Elle s’intéresse aussi à des peintres plus contemporains, comme l’Allemand Josef Albers (1888-1976), qui travailla longtemps sur le carré. En enfermant ses pin-up brodées dans des carrés concentriques, Ghada Amer cherche à « rendre hommage à un peintre admiré », mais aussi à « imposer la femme dans l’histoire de l’abstraction et, plus largement, dans celle de la modernité artistique », comme l’écrivent les commissaire.

Broder, écrire, peindre, sculpter

Du fil à l’écriture, il n’y a qu’un pas, et nombre d’œuvres présentées dans l’enceinte du Mucem montrent aussi des travaux plus abstraits dans lesquels l’artiste reprend des textes, des aphorismes, des définitions… Avec l’installation Encyclopedia of pleasure, elle brode ainsi sur des cartons couverts de tissu des extraits du plus ancien traité érotique en langue arabe, écrit par Abul Hasan Ali Ibn Nasr al-Katib vers le XIe siècle, dont elle a spécifiquement choisi des extraits traitant du plaisir féminin ! Avec un certain humour, elle peut aussi broder des citations féministes de Simone de Beauvoir comme de… Saddam Hussein, reprendre des extraits du Coran ou répéter la définition du mot « paix » en arabe.

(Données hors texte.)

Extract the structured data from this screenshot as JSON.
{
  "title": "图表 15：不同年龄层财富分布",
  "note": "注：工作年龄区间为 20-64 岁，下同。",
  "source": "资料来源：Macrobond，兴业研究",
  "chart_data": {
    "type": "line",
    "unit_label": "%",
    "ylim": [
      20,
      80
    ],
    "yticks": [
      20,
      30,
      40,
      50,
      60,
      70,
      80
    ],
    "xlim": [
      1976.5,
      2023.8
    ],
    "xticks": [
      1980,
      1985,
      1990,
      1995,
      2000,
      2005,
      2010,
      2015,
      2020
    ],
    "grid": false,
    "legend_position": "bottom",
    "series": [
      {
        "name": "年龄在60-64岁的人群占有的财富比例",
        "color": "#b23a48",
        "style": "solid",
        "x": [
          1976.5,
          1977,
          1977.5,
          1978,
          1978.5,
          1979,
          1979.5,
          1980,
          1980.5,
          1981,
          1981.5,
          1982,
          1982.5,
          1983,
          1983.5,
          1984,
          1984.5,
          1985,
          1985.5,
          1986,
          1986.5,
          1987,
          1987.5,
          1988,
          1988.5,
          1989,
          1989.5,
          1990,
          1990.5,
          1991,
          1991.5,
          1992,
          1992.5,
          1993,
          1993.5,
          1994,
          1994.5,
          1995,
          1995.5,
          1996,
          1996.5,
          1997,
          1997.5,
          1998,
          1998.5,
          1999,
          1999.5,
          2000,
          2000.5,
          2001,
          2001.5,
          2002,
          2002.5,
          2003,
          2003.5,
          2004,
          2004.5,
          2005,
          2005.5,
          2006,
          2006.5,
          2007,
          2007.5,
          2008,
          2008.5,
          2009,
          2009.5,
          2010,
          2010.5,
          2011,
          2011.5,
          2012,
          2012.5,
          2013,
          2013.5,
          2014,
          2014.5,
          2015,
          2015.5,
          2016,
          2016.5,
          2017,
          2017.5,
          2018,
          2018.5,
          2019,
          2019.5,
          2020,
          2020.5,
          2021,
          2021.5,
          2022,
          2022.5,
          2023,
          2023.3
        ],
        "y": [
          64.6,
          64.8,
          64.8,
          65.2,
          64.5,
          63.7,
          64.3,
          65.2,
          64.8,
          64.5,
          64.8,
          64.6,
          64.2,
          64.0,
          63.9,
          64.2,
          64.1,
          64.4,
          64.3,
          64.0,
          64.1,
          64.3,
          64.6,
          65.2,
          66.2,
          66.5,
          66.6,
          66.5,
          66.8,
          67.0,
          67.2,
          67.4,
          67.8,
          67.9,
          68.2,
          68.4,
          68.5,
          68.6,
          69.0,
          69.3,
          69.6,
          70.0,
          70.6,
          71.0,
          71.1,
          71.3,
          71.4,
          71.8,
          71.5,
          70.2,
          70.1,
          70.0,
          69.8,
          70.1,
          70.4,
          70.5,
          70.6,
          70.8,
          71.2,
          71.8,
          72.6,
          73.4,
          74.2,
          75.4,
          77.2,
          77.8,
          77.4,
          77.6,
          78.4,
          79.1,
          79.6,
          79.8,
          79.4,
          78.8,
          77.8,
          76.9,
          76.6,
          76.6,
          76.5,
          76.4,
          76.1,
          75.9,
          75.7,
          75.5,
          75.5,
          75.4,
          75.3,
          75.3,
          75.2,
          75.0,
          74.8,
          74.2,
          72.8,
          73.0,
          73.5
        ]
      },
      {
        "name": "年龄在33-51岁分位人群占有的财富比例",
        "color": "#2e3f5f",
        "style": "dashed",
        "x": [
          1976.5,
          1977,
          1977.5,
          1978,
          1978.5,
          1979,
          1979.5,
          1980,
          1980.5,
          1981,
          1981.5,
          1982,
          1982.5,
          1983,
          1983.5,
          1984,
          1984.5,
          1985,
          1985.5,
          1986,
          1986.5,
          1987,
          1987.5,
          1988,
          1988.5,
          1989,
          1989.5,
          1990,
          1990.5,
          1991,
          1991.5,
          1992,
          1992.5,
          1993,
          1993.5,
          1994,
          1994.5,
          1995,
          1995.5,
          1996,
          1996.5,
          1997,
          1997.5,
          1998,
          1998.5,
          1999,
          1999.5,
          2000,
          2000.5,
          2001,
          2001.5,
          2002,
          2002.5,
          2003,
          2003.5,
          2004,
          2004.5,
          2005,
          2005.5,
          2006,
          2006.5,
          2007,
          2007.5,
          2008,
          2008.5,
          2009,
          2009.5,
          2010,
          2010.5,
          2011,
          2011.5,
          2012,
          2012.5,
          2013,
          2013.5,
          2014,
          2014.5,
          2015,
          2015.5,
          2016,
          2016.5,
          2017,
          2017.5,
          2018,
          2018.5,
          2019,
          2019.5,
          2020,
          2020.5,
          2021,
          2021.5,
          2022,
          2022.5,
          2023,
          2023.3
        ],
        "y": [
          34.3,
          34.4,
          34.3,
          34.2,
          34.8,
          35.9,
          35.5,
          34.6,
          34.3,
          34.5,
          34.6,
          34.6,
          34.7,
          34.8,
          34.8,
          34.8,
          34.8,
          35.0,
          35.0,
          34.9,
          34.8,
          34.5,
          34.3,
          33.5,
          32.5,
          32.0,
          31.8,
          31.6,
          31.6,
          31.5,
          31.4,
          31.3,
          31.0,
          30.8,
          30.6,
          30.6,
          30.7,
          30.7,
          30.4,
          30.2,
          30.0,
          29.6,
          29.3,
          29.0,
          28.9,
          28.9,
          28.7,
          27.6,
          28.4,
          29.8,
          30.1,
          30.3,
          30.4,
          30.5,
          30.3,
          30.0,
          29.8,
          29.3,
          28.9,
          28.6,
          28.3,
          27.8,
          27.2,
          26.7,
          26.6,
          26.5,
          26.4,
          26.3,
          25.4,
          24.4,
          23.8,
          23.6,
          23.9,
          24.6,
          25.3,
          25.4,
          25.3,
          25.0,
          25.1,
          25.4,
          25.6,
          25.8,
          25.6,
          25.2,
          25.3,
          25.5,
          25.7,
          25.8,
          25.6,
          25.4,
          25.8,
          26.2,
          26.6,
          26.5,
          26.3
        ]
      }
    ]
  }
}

Enfin, à l’instar d’un Matisse – qu’elle admire – ou d’un Picasso, Ghada Amer s’essaie ces dernières années à la céramique et à la sculpture en bronze. Ses pin-up sont toujours là, souvent, défiant le spectateur du regard. Si les amas colorés « réalisés avec la main gauche » laissent un peu perplexe, voire dubitatif, les grès cérame et les bronzes massifs reprenant la forme du paravent exposés dans le centre de la Vieille Charité ouvrent vers de nouveaux horizons. À y regarder de près, les paravents accueillant des visages de femmes sont en réalité des cartons dépliés : des boîtes enfin ouvertes sur la liberté.